Friday, January 26, 2007

On Being Partisan

By PAUL KRUGMAN

Published: January 26, 2007
The New York Times

American politics is ugly these days, and many people wish things were different. For example, Barack Obama recently lamented the fact that “politics has become so bitter and partisan” — which it certainly has.

But he then went on to say that partisanship is why “we can’t tackle the big problems that demand solutions. And that’s what we have to change first.” Um, no. If history is any guide, what we need are political leaders willing to tackle the big problems despite bitter partisan opposition. If all goes well, we’ll eventually have a new era of bipartisanship — but that will be the end of the story, not the beginning.

Or to put it another way: what we need now is another F.D.R., not another Dwight Eisenhower.

You see, the nastiness of modern American politics isn’t the result of a random outbreak of bad manners. It’s a symptom of deeper factors — mainly the growing polarization of our economy. And history says that we’ll see a return to bipartisanship only if and when that economic polarization is reversed.

After all, American politics has been nasty in the past. Before the New Deal, America was a nation with a vast gap between the rich and everyone else, and this gap was reflected in a sharp political divide. The Republican Party, in effect, represented the interests of the economic elite, and the Democratic Party, in an often confused way, represented the populist alternative.

In that divided political system, the Democrats probably came much closer to representing the interests of the typical American. But the G.O.P.’s advantage in money, and the superior organization that money bought, usually allowed it to dominate national politics. “I am not a member of any organized party,” Will Rogers said. “I am a Democrat.”

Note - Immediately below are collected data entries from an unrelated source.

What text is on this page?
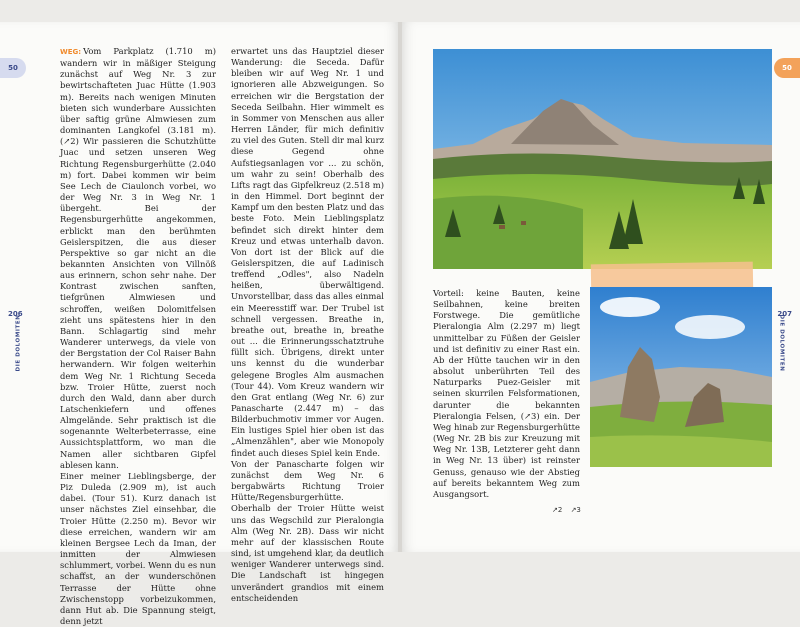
50
206
DIE DOLOMITEN
50
207
DIE DOLOMITEN

WEG: Vom Parkplatz (1.710 m) wandern wir in mäßiger Steigung zunächst auf Weg Nr. 3 zur bewirtschafteten Juac Hütte (1.903 m). Bereits nach wenigen Minuten bieten sich wunderbare Aussichten über saftig grüne Almwiesen zum dominanten Langkofel (3.181 m). (↗2) Wir passieren die Schutzhütte Juac und setzen unseren Weg Richtung Regensburgerhütte (2.040 m) fort. Dabei kommen wir beim See Lech de Ciaulonch vorbei, wo der Weg Nr. 3 in Weg Nr. 1 übergeht. Bei der Regensburgerhütte angekommen, erblickt man den berühmten Geislerspitzen, die aus dieser Perspektive so gar nicht an die bekannten Ansichten von Villnöß aus erinnern, schon sehr nahe. Der Kontrast zwischen sanften, tiefgrünen Almwiesen und schroffen, weißen Dolomitfelsen zieht uns spätestens hier in den Bann. Schlagartig sind mehr Wanderer unterwegs, da viele von der Bergstation der Col Raiser Bahn herwandern. Wir folgen weiterhin dem Weg Nr. 1 Richtung Seceda bzw. Troier Hütte, zuerst noch durch den Wald, dann aber durch Latschenkiefern und offenes Almgelände. Sehr praktisch ist die sogenannte Welterbeterrasse, eine Aussichtsplattform, wo man die Namen aller sichtbaren Gipfel ablesen kann.

Einer meiner Lieblingsberge, der Piz Duleda (2.909 m), ist auch dabei. (Tour 51). Kurz danach ist unser nächstes Ziel einsehbar, die Troier Hütte (2.250 m). Bevor wir diese erreichen, wandern wir am kleinen Bergsee Lech da Iman, der inmitten der Almwiesen schlummert, vorbei. Wenn du es nun schaffst, an der wunderschönen Terrasse der Hütte ohne Zwischenstopp vorbeizukommen, dann Hut ab. Die Spannung steigt, denn jetzt

erwartet uns das Hauptziel dieser Wanderung: die Seceda. Dafür bleiben wir auf Weg Nr. 1 und ignorieren alle Abzweigungen. So erreichen wir die Bergstation der Seceda Seilbahn. Hier wimmelt es in Sommer von Menschen aus aller Herren Länder, für mich definitiv zu viel des Guten. Stell dir mal kurz diese Gegend ohne Aufstiegsanlagen vor ... zu schön, um wahr zu sein! Oberhalb des Lifts ragt das Gipfelkreuz (2.518 m) in den Himmel. Dort beginnt der Kampf um den besten Platz und das beste Foto. Mein Lieblingsplatz befindet sich direkt hinter dem Kreuz und etwas unterhalb davon. Von dort ist der Blick auf die Geislerspitzen, die auf Ladinisch treffend „Odles", also Nadeln heißen, überwältigend. Unvorstellbar, dass das alles einmal ein Meeresstiff war. Der Trubel ist schnell vergessen. Breathe in, breathe out, breathe in, breathe out ... die Erinnerungsschatztruhe füllt sich. Übrigens, direkt unter uns kennst du die wunderbar gelegene Brogles Alm ausmachen (Tour 44). Vom Kreuz wandern wir den Grat entlang (Weg Nr. 6) zur Panascharte (2.447 m) – das Bilderbuchmotiv immer vor Augen. Ein lustiges Spiel hier oben ist das „Almenzählen", aber wie Monopoly findet auch dieses Spiel kein Ende.

Von der Panascharte folgen wir zunächst dem Weg Nr. 6 bergabwärts Richtung Troier Hütte/Regensburgerhütte. Oberhalb der Troier Hütte weist uns das Wegschild zur Pieralongia Alm (Weg Nr. 2B). Dass wir nicht mehr auf der klassischen Route sind, ist umgehend klar, da deutlich weniger Wanderer unterwegs sind. Die Landschaft ist hingegen unverändert grandios mit einem entscheidenden

Vorteil: keine Bauten, keine Seilbahnen, keine breiten Forstwege. Die gemütliche Pieralongia Alm (2.297 m) liegt unmittelbar zu Füßen der Geisler und ist definitiv zu einer Rast ein. Ab der Hütte tauchen wir in den absolut unberührten Teil des Naturparks Puez-Geisler mit seinen skurrilen Felsformationen, darunter die bekannten Pieralongia Felsen, (↗3) ein. Der Weg hinab zur Regensburgerhütte (Weg Nr. 2B bis zur Kreuzung mit Weg Nr. 13B, Letzterer geht dann in Weg Nr. 13 über) ist reinster Genuss, genauso wie der Abstieg auf bereits bekanntem Weg zum Ausgangsort.

↗2 ↗3
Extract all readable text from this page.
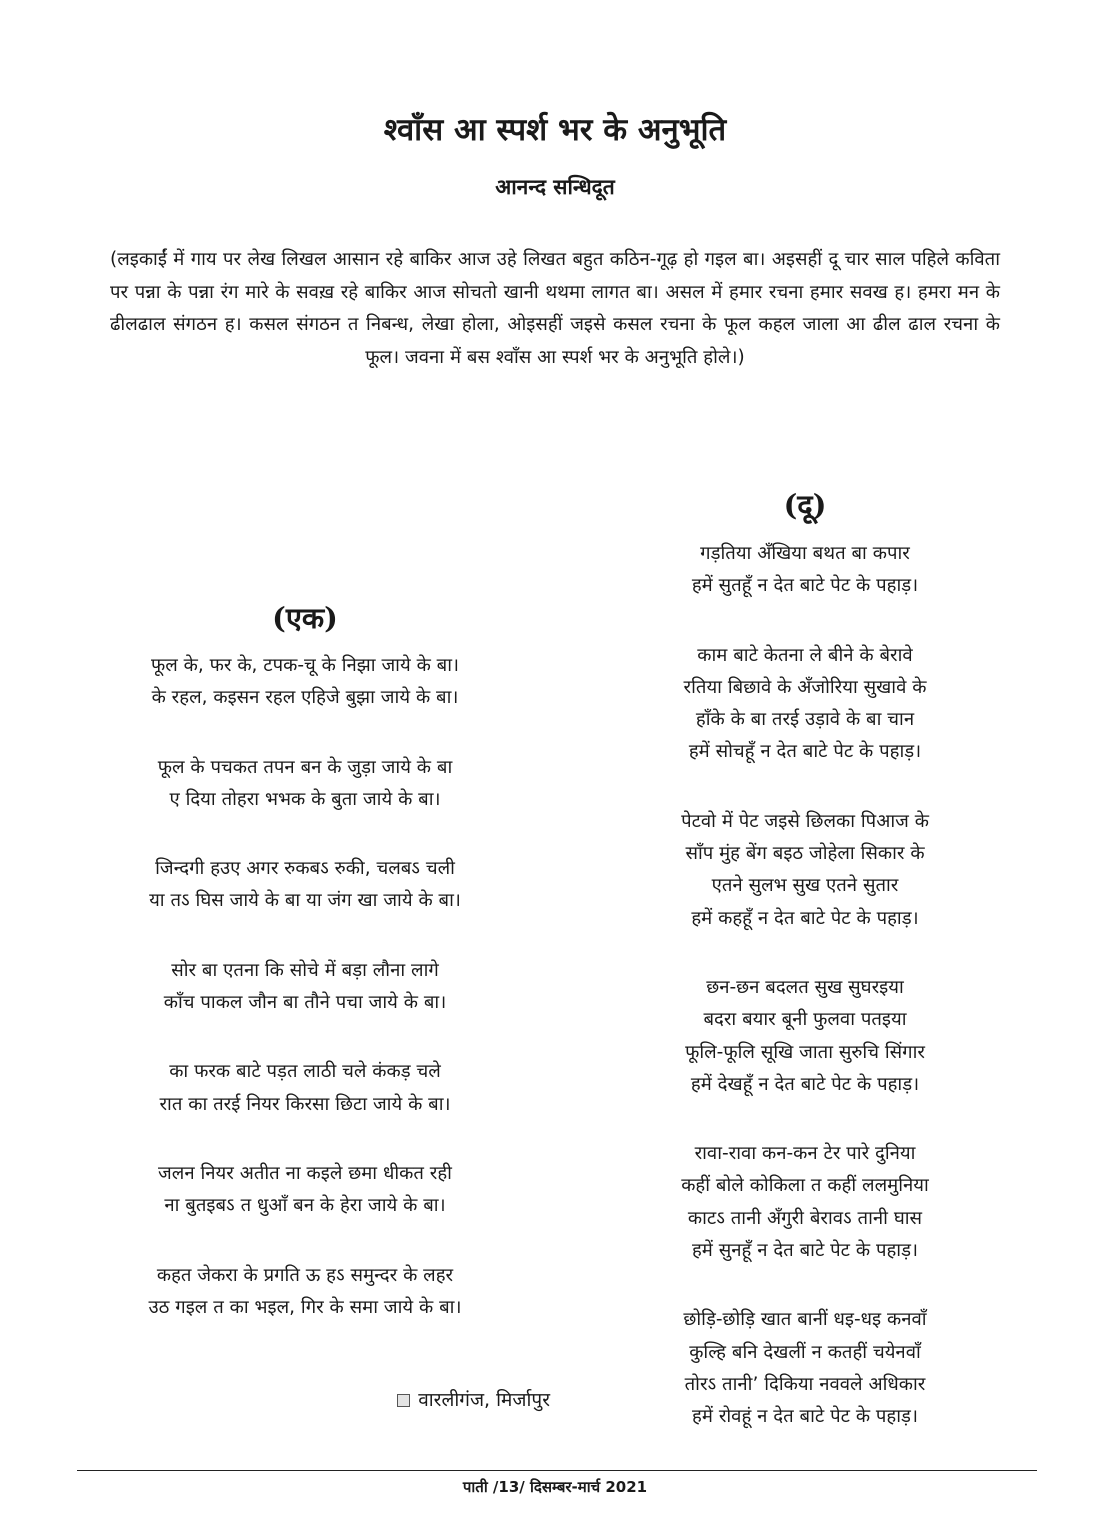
श्वाँस आ स्पर्श भर के अनुभूति
आनन्द सन्धिदूत
(लइकाईं में गाय पर लेख लिखल आसान रहे बाकिर आज उहे लिखत बहुत कठिन-गूढ़ हो गइल बा। अइसहीं दू चार साल पहिले कविता पर पन्ना के पन्ना रंग मारे के सवख़ रहे बाकिर आज सोचतो खानी थथमा लागत बा। असल में हमार रचना हमार सवख ह। हमरा मन के ढीलढाल संगठन ह। कसल संगठन त निबन्ध, लेखा होला, ओइसहीं जइसे कसल रचना के फूल कहल जाला आ ढील ढाल रचना के फूल। जवना में बस श्वाँस आ स्पर्श भर के अनुभूति होले।)
(एक)
फूल के, फर के, टपक-चू के निझा जाये के बा।
के रहल, कइसन रहल एहिजे बुझा जाये के बा।
फूल के पचकत तपन बन के जुड़ा जाये के बा
ए दिया तोहरा भभक के बुता जाये के बा।
जिन्दगी हउए अगर रुकबऽ रुकी, चलबऽ चली
या तऽ घिस जाये के बा या जंग खा जाये के बा।
सोर बा एतना कि सोचे में बड़ा लौना लागे
काँच पाकल जौन बा तौने पचा जाये के बा।
का फरक बाटे पड़त लाठी चले कंकड़ चले
रात का तरई नियर किरसा छिटा जाये के बा।
जलन नियर अतीत ना कइले छमा धीकत रही
ना बुतइबऽ त धुआँ बन के हेरा जाये के बा।
कहत जेकरा के प्रगति ऊ हऽ समुन्दर के लहर
उठ गइल त का भइल, गिर के समा जाये के बा।
वारलीगंज, मिर्जापुर
(दू)
गड़तिया अँखिया बथत बा कपार
हमें सुतहूँ न देत बाटे पेट के पहाड़।
काम बाटे केतना ले बीने के बेरावे
रतिया बिछावे के अँजोरिया सुखावे के
हाँके के बा तरई उड़ावे के बा चान
हमें सोचहूँ न देत बाटे पेट के पहाड़।
पेटवो में पेट जइसे छिलका पिआज के
साँप मुंह बेंग बइठ जोहेला सिकार के
एतने सुलभ सुख एतने सुतार
हमें कहहूँ न देत बाटे पेट के पहाड़।
छन-छन बदलत सुख सुघरइया
बदरा बयार बूनी फुलवा पतइया
फूलि-फूलि सूखि जाता सुरुचि सिंगार
हमें देखहूँ न देत बाटे पेट के पहाड़।
रावा-रावा कन-कन टेर पारे दुनिया
कहीं बोले कोकिला त कहीं ललमुनिया
काटऽ तानी अँगुरी बेरावऽ तानी घास
हमें सुनहूँ न देत बाटे पेट के पहाड़।
छोड़ि-छोड़ि खात बानीं धइ-धइ कनवाँ
कुल्हि बनि देखलीं न कतहीं चयेनवाँ
तोरऽ तानी’ दिकिया नववले अधिकार
हमें रोवहूं न देत बाटे पेट के पहाड़।
पाती /13/ दिसम्बर-मार्च 2021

Then came the New Deal. I urge Mr. Obama — and everyone else who thinks that good will alone is enough to change the tone of our politics — to read the speeches of Franklin Delano Roosevelt, the quintessential example of a president who tackled big problems that demanded solutions.

For the fact is that F.D.R. faced fierce opposition as he created the institutions — Social Security, unemployment insurance, more progressive taxation and beyond — that helped alleviate inequality. And he didn’t shy away from confrontation.

“We had to struggle,” he declared in 1936, “with the old enemies of peace — business and financial monopoly, speculation, reckless banking, class antagonism, sectionalism, war profiteering. ... Never before in all our history have these forces been so united against one candidate as they stand today. They are unanimous in their hate for me — and I welcome their hatred.”

It was only after F.D.R. had created a more equal society, and the old class warriors of the G.O.P. were replaced by “modern Republicans” who accepted the New Deal, that bipartisanship began to prevail.

The history of the last few decades has basically been the story of the New Deal in reverse. Income inequality has returned to levels not seen since the pre-New Deal era, and so have political divisions in Congress as the Republicans have moved right, once again becoming the party of the economic elite. The signature domestic policy initiatives of the Bush administration have been attempts to undo F.D.R.’s legacy, from slashing taxes on the rich to privatizing Social Security. And a bitter partisan gap has opened up between the G.O.P. and Democrats, who have tried to defend that legacy.

What about the smear campaigns, like Karl Rove’s 2005 declaration that after 9/11 liberals wanted to “offer therapy and understanding for our attackers”? Well, they’re reminiscent of the vicious anti-Catholic propaganda used to defeat Al Smith in 1928: smear tactics are what a well-organized, well-financed party with a fundamentally unpopular domestic agenda uses to change the subject.

So am I calling for partisanship for its own sake? Certainly not. By all means pass legislation, if you can, with plenty of votes from the other party: the Social Security Act of 1935 received 77 Republican votes in the House, about the same as the number of Republicans who recently voted for a minimum wage increase.

But politicians who try to push forward the elements of a new New Deal, especially universal health care, are sure to face the hatred of a large bloc on the right — and they should welcome that hatred, not fear it.